Globe Med. Care O.L.P.C. v Travelers Ins. Co., 2010 NY Slip Op 50020(U)(App. Term 1st Dept. 2010)
“Civil Court erred in dismissing this action by plaintiff to recover first-party no-fault benefits at the close of the trial on the ground that plaintiff failed to file proof of service of the summons and complaint on defendant. At no point in the action did defendant assert that plaintiff failed to file an affidavit of service and, therefore, defendant waived any objection on that ground (see generally Ballard v HSBC Bank USA, 6 NY3d 658 ; Harris v Niagara Falls Bd. of Educ., 6 NY3d 155 ). In any event, the failure to file an affidavit of service under the former commencement-by-service system that governed when this action was commenced (see former CCA 409) did not warrant dismissal of the action; rather, such failure was an irregularity that was correctable nunc pro tunc (see former CCA 411)….”

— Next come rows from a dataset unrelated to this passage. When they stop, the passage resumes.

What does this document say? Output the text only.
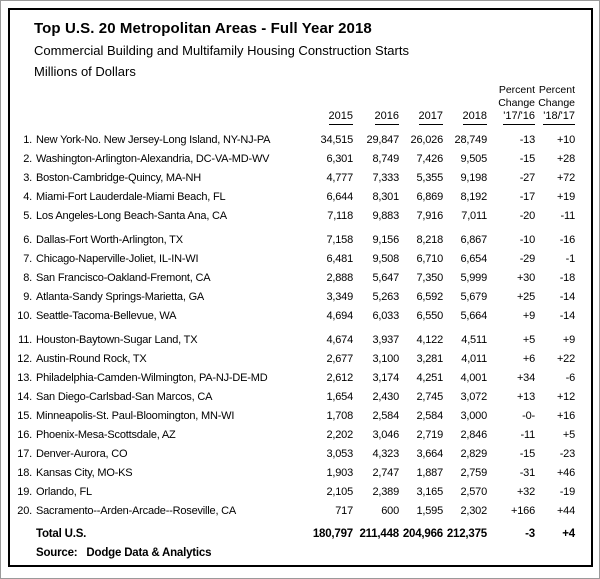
Top U.S. 20 Metropolitan Areas - Full Year 2018
Commercial Building and Multifamily Housing Construction Starts
Millions of Dollars
2015	2016	2017	2018
Percent
Change
'17/'16
Percent
Change
'18/'17
1. New York-No. New Jersey-Long Island, NY-NJ-PA	34,515	29,847	26,026	28,749	-13	+10
2. Washington-Arlington-Alexandria, DC-VA-MD-WV	6,301	8,749	7,426	9,505	-15	+28
3. Boston-Cambridge-Quincy, MA-NH	4,777	7,333	5,355	9,198	-27	+72
4. Miami-Fort Lauderdale-Miami Beach, FL	6,644	8,301	6,869	8,192	-17	+19
5. Los Angeles-Long Beach-Santa Ana, CA	7,118	9,883	7,916	7,011	-20	-11
6. Dallas-Fort Worth-Arlington, TX	7,158	9,156	8,218	6,867	-10	-16
7. Chicago-Naperville-Joliet, IL-IN-WI	6,481	9,508	6,710	6,654	-29	-1
8. San Francisco-Oakland-Fremont, CA	2,888	5,647	7,350	5,999	+30	-18
9. Atlanta-Sandy Springs-Marietta, GA	3,349	5,263	6,592	5,679	+25	-14
10. Seattle-Tacoma-Bellevue, WA	4,694	6,033	6,550	5,664	+9	-14
11. Houston-Baytown-Sugar Land, TX	4,674	3,937	4,122	4,511	+5	+9
12. Austin-Round Rock, TX	2,677	3,100	3,281	4,011	+6	+22
13. Philadelphia-Camden-Wilmington, PA-NJ-DE-MD	2,612	3,174	4,251	4,001	+34	-6
14. San Diego-Carlsbad-San Marcos, CA	1,654	2,430	2,745	3,072	+13	+12
15. Minneapolis-St. Paul-Bloomington, MN-WI	1,708	2,584	2,584	3,000	-0-	+16
16. Phoenix-Mesa-Scottsdale, AZ	2,202	3,046	2,719	2,846	-11	+5
17. Denver-Aurora, CO	3,053	4,323	3,664	2,829	-15	-23
18. Kansas City, MO-KS	1,903	2,747	1,887	2,759	-31	+46
19. Orlando, FL	2,105	2,389	3,165	2,570	+32	-19
20. Sacramento--Arden-Arcade--Roseville, CA	717	600	1,595	2,302	+166	+44
Total U.S.	180,797 211,448 204,966 212,375	-3	+4
Source: Dodge Data & Analytics
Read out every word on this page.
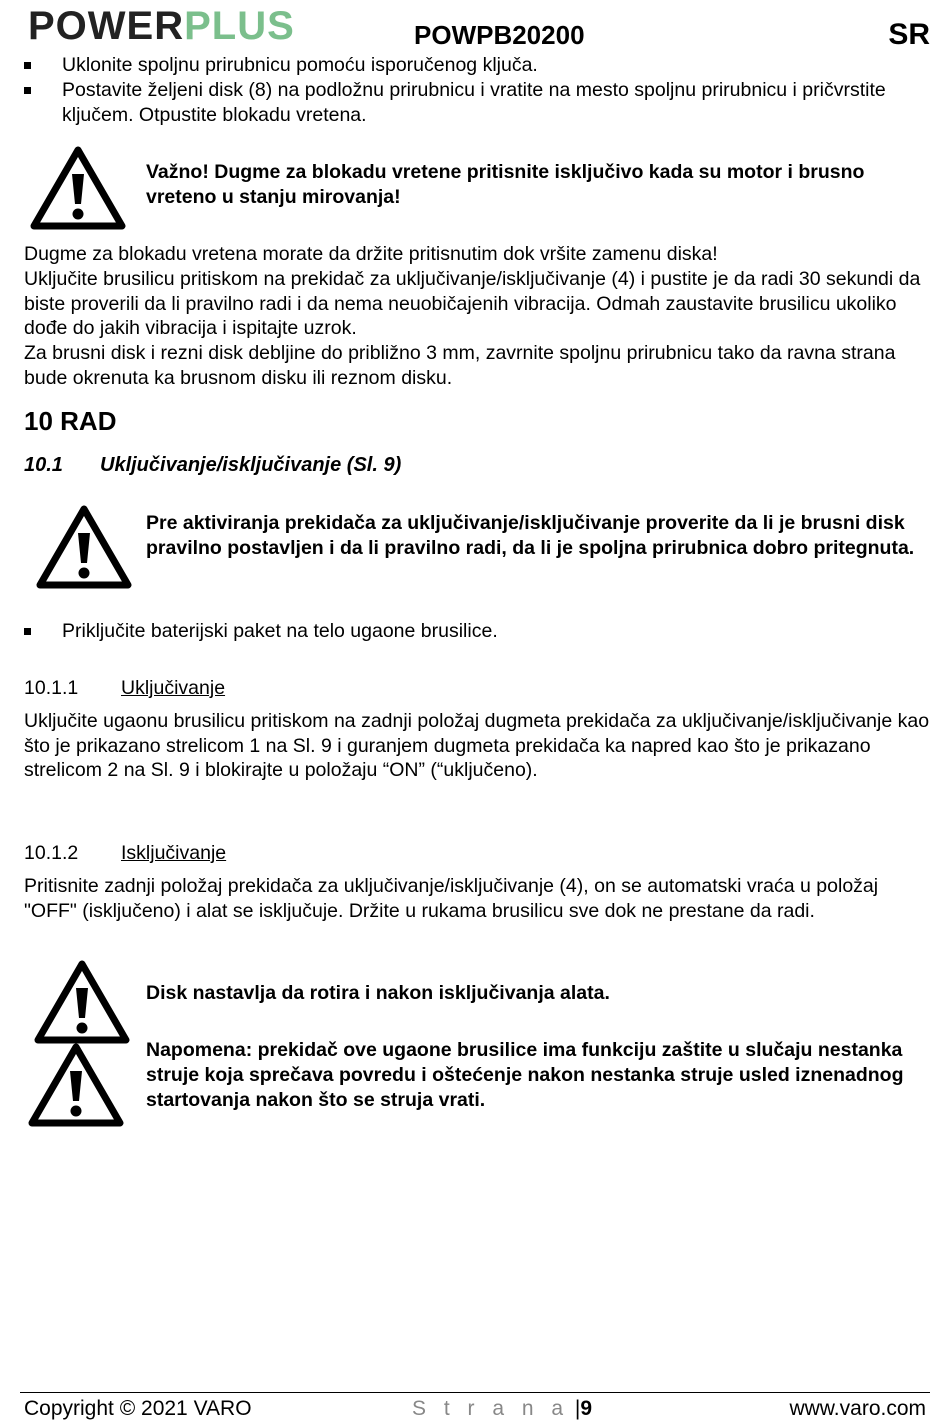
POWERPLUS	POWPB20200	SR
Uklonite spoljnu prirubnicu pomoću isporučenog ključa.
Postavite željeni disk (8) na podložnu prirubnicu i vratite na mesto spoljnu prirubnicu i pričvrstite ključem. Otpustite blokadu vretena.
Važno! Dugme za blokadu vretene pritisnite isključivo kada su motor i brusno vreteno u stanju mirovanja!
Dugme za blokadu vretena morate da držite pritisnutim dok vršite zamenu diska!
Uključite brusilicu pritiskom na prekidač za uključivanje/isključivanje (4) i pustite je da radi 30 sekundi da biste proverili da li pravilno radi i da nema neuobičajenih vibracija. Odmah zaustavite brusilicu ukoliko dođe do jakih vibracija i ispitajte uzrok.
Za brusni disk i rezni disk debljine do približno 3 mm, zavrnite spoljnu prirubnicu tako da ravna strana bude okrenuta ka brusnom disku ili reznom disku.
10 RAD
10.1 Uključivanje/isključivanje (Sl. 9)
Pre aktiviranja prekidača za uključivanje/isključivanje proverite da li je brusni disk pravilno postavljen i da li pravilno radi, da li je spoljna prirubnica dobro pritegnuta.
Priključite baterijski paket na telo ugaone brusilice.
10.1.1 Uključivanje
Uključite ugaonu brusilicu pritiskom na zadnji položaj dugmeta prekidača za uključivanje/isključivanje kao što je prikazano strelicom 1 na Sl. 9 i guranjem dugmeta prekidača ka napred kao što je prikazano strelicom 2 na Sl. 9 i blokirajte u položaju “ON” (“uključeno).
10.1.2 Isključivanje
Pritisnite zadnji položaj prekidača za uključivanje/isključivanje (4), on se automatski vraća u položaj "OFF" (isključeno) i alat se isključuje. Držite u rukama brusilicu sve dok ne prestane da radi.
Disk nastavlja da rotira i nakon isključivanja alata.
Napomena: prekidač ove ugaone brusilice ima funkciju zaštite u slučaju nestanka struje koja sprečava povredu i oštećenje nakon nestanka struje usled iznenadnog startovanja nakon što se struja vrati.
Copyright © 2021 VARO	S t r a n a |9	www.varo.com
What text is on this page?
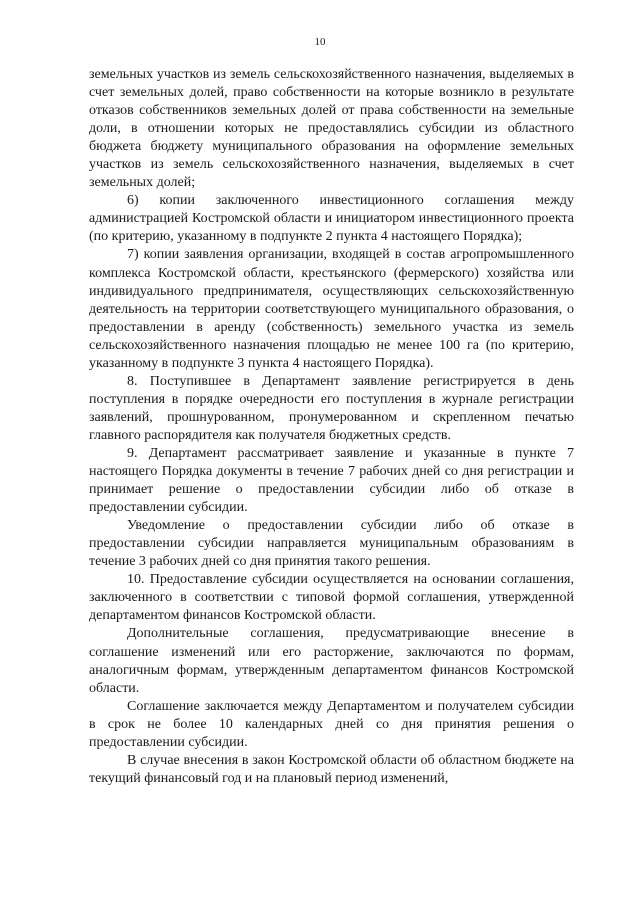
10

земельных участков из земель сельскохозяйственного назначения, выделяемых в счет земельных долей, право собственности на которые возникло в результате отказов собственников земельных долей от права собственности на земельные доли, в отношении которых не предоставлялись субсидии из областного бюджета бюджету муниципального образования на оформление земельных участков из земель сельскохозяйственного назначения, выделяемых в счет земельных долей;

6) копии заключенного инвестиционного соглашения между администрацией Костромской области и инициатором инвестиционного проекта (по критерию, указанному в подпункте 2 пункта 4 настоящего Порядка);

7) копии заявления организации, входящей в состав агропромышленного комплекса Костромской области, крестьянского (фермерского) хозяйства или индивидуального предпринимателя, осуществляющих сельскохозяйственную деятельность на территории соответствующего муниципального образования, о предоставлении в аренду (собственность) земельного участка из земель сельскохозяйственного назначения площадью не менее 100 га (по критерию, указанному в подпункте 3 пункта 4 настоящего Порядка).

8. Поступившее в Департамент заявление регистрируется в день поступления в порядке очередности его поступления в журнале регистрации заявлений, прошнурованном, пронумерованном и скрепленном печатью главного распорядителя как получателя бюджетных средств.

9. Департамент рассматривает заявление и указанные в пункте 7 настоящего Порядка документы в течение 7 рабочих дней со дня регистрации и принимает решение о предоставлении субсидии либо об отказе в предоставлении субсидии.

Уведомление о предоставлении субсидии либо об отказе в предоставлении субсидии направляется муниципальным образованиям в течение 3 рабочих дней со дня принятия такого решения.

10. Предоставление субсидии осуществляется на основании соглашения, заключенного в соответствии с типовой формой соглашения, утвержденной департаментом финансов Костромской области.

Дополнительные соглашения, предусматривающие внесение в соглашение изменений или его расторжение, заключаются по формам, аналогичным формам, утвержденным департаментом финансов Костромской области.

Соглашение заключается между Департаментом и получателем субсидии в срок не более 10 календарных дней со дня принятия решения о предоставлении субсидии.

В случае внесения в закон Костромской области об областном бюджете на текущий финансовый год и на плановый период изменений,
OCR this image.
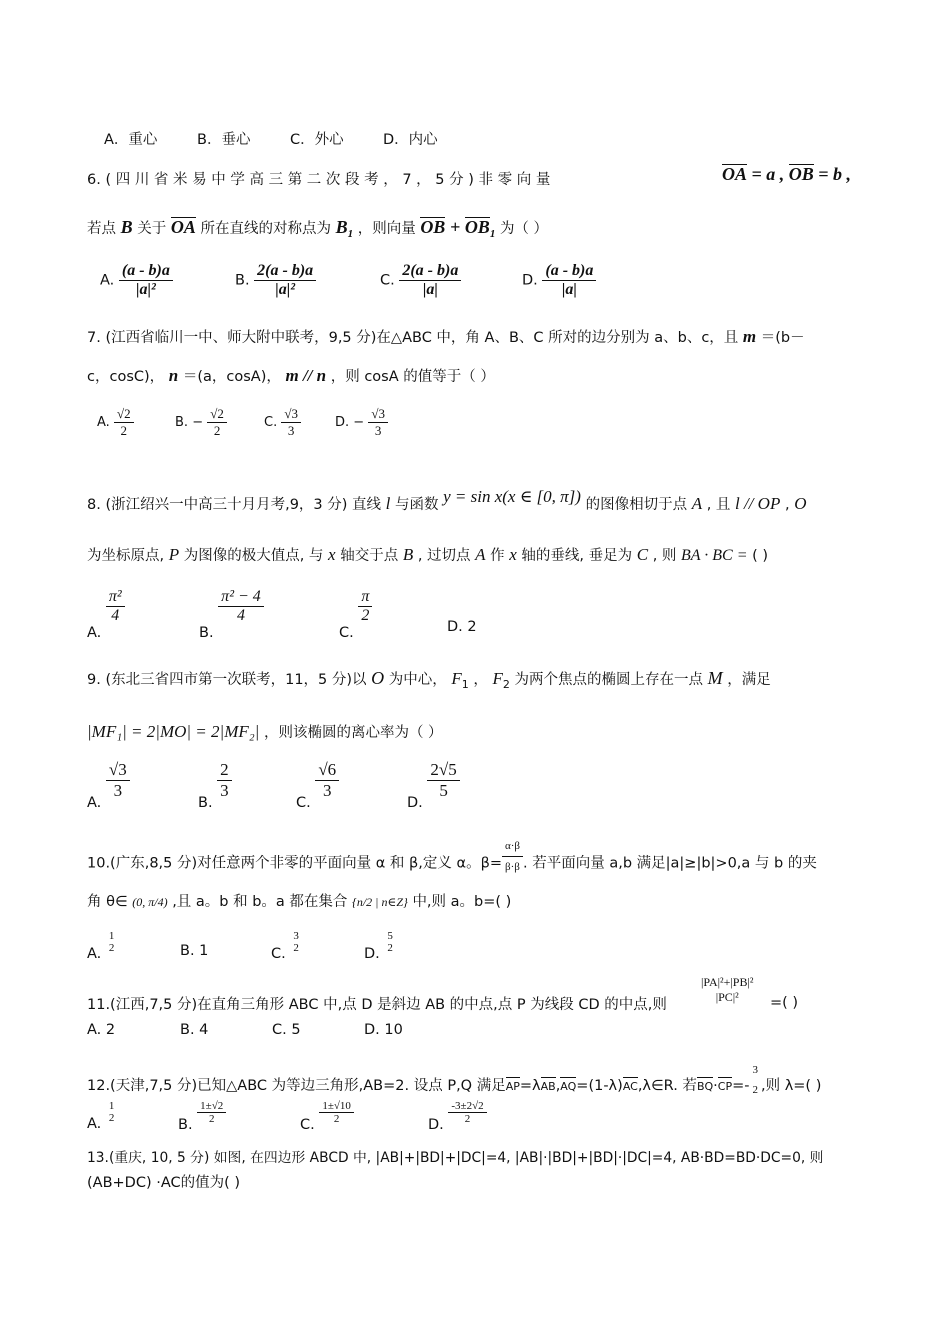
A．重心	B．垂心	C．外心	D．内心
6. ( 四 川 省 米 易 中 学 高 三 第 二 次 段 考 ， 7 ， 5 分 ) 非 零 向 量	OA = a , OB = b ,
若点 B 关于 OA 所在直线的对称点为 $B_1$ ，则向量 OB + $OB_1$ 为（ ）
A. $\frac{(a - b)a}{\text{|a|²}}$	B. $\frac{2(a - b)a}{\text{|a|²}}$	C. $\frac{2(a - b)a}{|a|}$	D. $\frac{(a - b)a}{|a|}$
7. (江西省临川一中、师大附中联考，9,5 分)在△ABC 中，角 A、B、C 所对的边分别为 a、b、c，且 m ＝(b－
c，cosC)， n ＝(a，cosA)， m // n ，则 cosA 的值等于（ ）
A. $\frac{√2}{2}$	B. − $\frac{√2}{2}$	C. $\frac{√3}{3}$	D. − $\frac{√3}{3}$
8. (浙江绍兴一中高三十月月考,9，3 分) 直线 l 与函数 y = sin x(x ∈ [0, π]) 的图像相切于点 A , 且 l // OP , O
为坐标原点, P 为图像的极大值点, 与 x 轴交于点 B , 过切点 A 作 x 轴的垂线, 垂足为 C , 则 BA · BC = ( )
A.
$\frac{\text{π²}}{4}$
B.
$\frac{\text{π² − 4}}{4}$
C.
$\frac{\pi}{2}$
D. 2
9. (东北三省四市第一次联考，11，5 分)以 O 为中心， $F_1$ ， $F_2$ 为两个焦点的椭圆上存在一点 M ，满足
|MF₁| = 2|MO| = 2|MF₂| ，则该椭圆的离心率为（ ）
A.
$\frac{√3}{3}$
B.
$\frac{2}{3}$
C.
$\frac{√6}{3}$
D.
$\frac{2√5}{5}$
10.(广东,8,5 分)对任意两个非零的平面向量 α 和 β,定义 α。$\beta= \frac{\alpha\cdot\beta}{\beta\cdot\beta}$ . 若平面向量 a,b 满足|a|≥|b|>0,a 与 b 的夹
角 θ∈ (0, π/4) ,且 a。b 和 b。a 都在集合 {n/2 | n∈Z} 中,则 a。b=( )
A.
1
2	B. 1	C.
3
2	D.
5
2
11.(江西,7,5 分)在直角三角形 ABC 中,点 D 是斜边 AB 的中点,点 P 为线段 CD 的中点,则
|PA|²+|PB|²
|PC|²	=( )
A. 2	B. 4	C. 5	D. 10
12.(天津,7,5 分)已知△ABC 为等边三角形,AB=2. 设点 P,Q 满足AP=λAB,AQ=(1-λ)AC,λ∈R. 若BQ·CP=-
3
2 ,则 λ=( )
A.
1
2	B. $\frac{1\pm√2}{2}$	C. $\frac{1\pm√10}{2}$	D. $\frac{-3\pm 2√2}{2}$
13.(重庆, 10, 5 分) 如图, 在四边形 ABCD 中, |AB|+|BD|+|DC|=4, |AB|·|BD|+|BD|·|DC|=4, AB·BD=BD·DC=0, 则
(AB+DC) ·AC的值为( )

As a practitioner who started off in this practice during the serve and file era, I would say that Travelers’ position in this matter was reasonable. To explain, one of the tactics that Plaintiffs used in the serve and file era was to serve the carriers with summons and complaints, but never actually purchase an index number. I was told that the purpose of this was to induce settlements and save everyone the fee of purchasing an index number. The problem with tracking these cases is that you never knew if an index number was purchased until Plaintiff informed the defendant of the same. You also could not call the court because title and name searches do not usually work in the realm of no-fault. The only thing many defendants could do would be to wait to see if an index number somehow appeared.
What would many times happen is that about one year after the complaint was served, an index number magically appeared. The amazing thing is that it seemed that plaintiffs were exempt from seeking nunc pro tunc relief on notice; rather, the clerks allowed the belated purchasing of index numbers.
The net effect of this was that files, which were closed and boxed up, had to be dragged from storage and reopened. Reserves that were liquidated had to be set up again. The whole system was the definition of chaos.
So it is against this backdrop from which one should evaluate this case. I therefore think that Travelers’ position to dismiss the case based upon the failure to provide a timely affidavit of service or a prior application for nunc pro tunc relief was not unreasonable. I think Justice Golia in J.R. Dugo, D.C., P.C. v. New York Cent. Mut. Ins. Co., 24 Misc.3d 68 (App. Term 2d Dept. 2009) made a really good argument in his dissent, which ties into my post.
What happens is that once a month, the Fourth Department will slam the Most Recent Decision website with about 100 cases. As a practitioner, blogger and a never ending appellate writer, it is always important to know what new and relevant cases are out there. With that introduction, I will say that there were only a few worthwhile Fourth Department cases that deal tangentially with our area of practice.
Weaver v Town of Penfield was just a run of the mill Ins Law 5102(d) threshold case. But, Plaintiff’s counsel did not check his paralegal’s work and might have cost his client a viable claim. To quote the pertinent portion of the decision: “Although the record contains some objective evidence of an injury to plaintiff’s cervical spine, we note that the complaint, as amplified by the bill of particulars and supplemental bill of particulars, does not allege that plaintiff sustained a serious injury to his cervical spine as a result of the accident.” A lesson to us all – check what goes out the door.